Наше недолгое путешествие завершилось в канализации. Там, в тусклом свете костра, близнецы перебирали струны гитар, а Мих голосил:
Я не единственный!
Я не единственный!
Презирай меня,
Делай это снова и снова...
Чистая агрессия разливалась по затхлым коридорам, очищая всех нас, ограждая от ужаса, творившегося на улице. Что-то светлое и теплое рождалось в сырой вони из ненастроенных гитар, спутанных волос, небритых подбородков и просвечивающих сквозь дыры в потертых джинсах коленей.

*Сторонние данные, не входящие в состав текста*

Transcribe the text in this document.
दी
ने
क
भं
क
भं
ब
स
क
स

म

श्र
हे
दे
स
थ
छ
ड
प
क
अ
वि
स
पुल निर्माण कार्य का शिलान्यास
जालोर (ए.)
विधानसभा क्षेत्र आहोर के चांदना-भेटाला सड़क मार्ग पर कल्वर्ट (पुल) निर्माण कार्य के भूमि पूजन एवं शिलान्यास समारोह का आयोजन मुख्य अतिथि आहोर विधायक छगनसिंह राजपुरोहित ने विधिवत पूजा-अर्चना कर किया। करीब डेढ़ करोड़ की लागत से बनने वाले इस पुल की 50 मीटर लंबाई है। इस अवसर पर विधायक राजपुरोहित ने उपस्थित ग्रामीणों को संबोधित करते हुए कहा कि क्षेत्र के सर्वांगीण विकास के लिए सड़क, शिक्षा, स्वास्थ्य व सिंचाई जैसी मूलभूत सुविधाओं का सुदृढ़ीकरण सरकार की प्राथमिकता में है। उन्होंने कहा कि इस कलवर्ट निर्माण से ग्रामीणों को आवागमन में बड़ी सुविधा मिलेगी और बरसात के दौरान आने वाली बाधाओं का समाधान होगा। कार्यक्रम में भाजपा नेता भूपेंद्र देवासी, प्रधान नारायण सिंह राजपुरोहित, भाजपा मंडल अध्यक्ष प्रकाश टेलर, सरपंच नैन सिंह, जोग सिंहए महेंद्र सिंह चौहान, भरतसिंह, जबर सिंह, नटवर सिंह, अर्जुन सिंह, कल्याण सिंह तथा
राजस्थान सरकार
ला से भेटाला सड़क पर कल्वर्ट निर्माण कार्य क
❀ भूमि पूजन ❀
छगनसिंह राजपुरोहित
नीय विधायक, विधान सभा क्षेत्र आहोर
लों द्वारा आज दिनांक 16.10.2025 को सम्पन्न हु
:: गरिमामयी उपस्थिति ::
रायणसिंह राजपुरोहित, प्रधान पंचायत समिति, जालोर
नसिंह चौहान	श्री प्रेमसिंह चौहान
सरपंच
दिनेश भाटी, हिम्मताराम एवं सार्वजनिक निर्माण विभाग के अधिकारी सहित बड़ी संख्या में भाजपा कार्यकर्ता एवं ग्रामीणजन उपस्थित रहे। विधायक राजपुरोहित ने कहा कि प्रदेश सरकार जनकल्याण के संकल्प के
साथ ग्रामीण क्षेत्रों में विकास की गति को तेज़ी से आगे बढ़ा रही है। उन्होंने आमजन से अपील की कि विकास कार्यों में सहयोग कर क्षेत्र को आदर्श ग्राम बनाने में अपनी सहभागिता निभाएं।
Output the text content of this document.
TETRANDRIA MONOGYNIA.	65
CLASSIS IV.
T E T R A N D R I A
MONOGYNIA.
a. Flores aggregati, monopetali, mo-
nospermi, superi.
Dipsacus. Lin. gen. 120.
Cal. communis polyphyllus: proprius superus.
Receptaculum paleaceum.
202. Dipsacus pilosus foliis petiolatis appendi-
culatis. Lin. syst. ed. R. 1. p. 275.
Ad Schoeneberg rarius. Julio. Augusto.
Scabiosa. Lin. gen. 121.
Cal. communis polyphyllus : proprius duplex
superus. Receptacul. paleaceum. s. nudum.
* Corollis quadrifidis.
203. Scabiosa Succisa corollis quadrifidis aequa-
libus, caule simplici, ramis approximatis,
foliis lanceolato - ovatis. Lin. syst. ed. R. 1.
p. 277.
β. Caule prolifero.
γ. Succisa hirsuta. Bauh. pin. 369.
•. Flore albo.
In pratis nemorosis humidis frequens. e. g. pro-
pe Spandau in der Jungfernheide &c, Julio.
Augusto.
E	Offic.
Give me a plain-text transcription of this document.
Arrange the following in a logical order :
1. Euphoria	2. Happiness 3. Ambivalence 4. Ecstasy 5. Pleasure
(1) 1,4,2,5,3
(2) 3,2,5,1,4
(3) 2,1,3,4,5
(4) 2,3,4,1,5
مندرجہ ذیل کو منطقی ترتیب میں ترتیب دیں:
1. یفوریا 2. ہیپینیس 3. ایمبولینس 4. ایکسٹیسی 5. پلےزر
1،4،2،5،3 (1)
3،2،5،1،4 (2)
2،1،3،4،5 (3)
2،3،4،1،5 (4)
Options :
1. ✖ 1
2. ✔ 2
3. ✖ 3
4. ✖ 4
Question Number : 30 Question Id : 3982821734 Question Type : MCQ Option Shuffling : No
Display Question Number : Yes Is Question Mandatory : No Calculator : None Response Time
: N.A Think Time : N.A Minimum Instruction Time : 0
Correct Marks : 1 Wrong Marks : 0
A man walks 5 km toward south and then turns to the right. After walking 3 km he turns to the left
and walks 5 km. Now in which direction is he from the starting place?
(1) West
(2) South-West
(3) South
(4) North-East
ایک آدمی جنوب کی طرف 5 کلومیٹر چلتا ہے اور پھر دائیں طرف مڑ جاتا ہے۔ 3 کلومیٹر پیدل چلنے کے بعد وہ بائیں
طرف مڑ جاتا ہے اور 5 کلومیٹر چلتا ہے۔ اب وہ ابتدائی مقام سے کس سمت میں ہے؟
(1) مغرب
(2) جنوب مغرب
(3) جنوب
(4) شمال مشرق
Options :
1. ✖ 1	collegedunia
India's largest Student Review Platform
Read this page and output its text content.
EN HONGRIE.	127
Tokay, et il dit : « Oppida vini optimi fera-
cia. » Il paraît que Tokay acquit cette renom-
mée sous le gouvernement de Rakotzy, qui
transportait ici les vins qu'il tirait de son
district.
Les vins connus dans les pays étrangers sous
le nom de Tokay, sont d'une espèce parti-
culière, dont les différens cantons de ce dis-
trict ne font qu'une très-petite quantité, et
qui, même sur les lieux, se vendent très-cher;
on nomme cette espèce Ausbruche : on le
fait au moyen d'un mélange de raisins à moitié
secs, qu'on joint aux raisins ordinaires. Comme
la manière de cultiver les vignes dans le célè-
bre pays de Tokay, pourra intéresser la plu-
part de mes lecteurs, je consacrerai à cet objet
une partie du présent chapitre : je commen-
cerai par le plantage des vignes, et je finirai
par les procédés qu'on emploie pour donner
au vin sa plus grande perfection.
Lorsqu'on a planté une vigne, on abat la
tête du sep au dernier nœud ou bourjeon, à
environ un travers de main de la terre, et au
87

А когда Время ушло, мне предложили убраться вон. Я послал их к черту и остался.
Вскоре я узнал, что здесь нет ни ночи, ни дня, а есть лишь серые сумерки и лужи, в которых отражаются здания: настоящие или те, что вижу я.
Белобрысые, тощие и долговязые близнецы Арс и Арк, откровенно косящие под Курта Кобейна - две башни, соединенные галереей. Со множеством комнат, заваленных разным хламом, приветливыми жёлтыми окнами и открытыми нараспашку дверями. Крепкий Мих – заброшенная школа, в которой когда-то было шумно и весело, но теперь слышна лишь крысиная возня. Джун… Джун всегда была разной, изменяясь от маяка до маленькой лодочной станции, от мрачного подъезда до особняка в викторианском стиле. Длинные прямые волосы, ровная чёлка, тёмные веснушки, зелёные насмешливые глаза, нарочно выставляемые напоказ ноги в синяках, привычка красиво курить, умение передавать настроение одним взглядом – в Джун было так много всего, сочетаемого и не очень, что мне оставалось только удивляться тому, сколько разных помещений может уместить в себе такая хрупкая девчонка.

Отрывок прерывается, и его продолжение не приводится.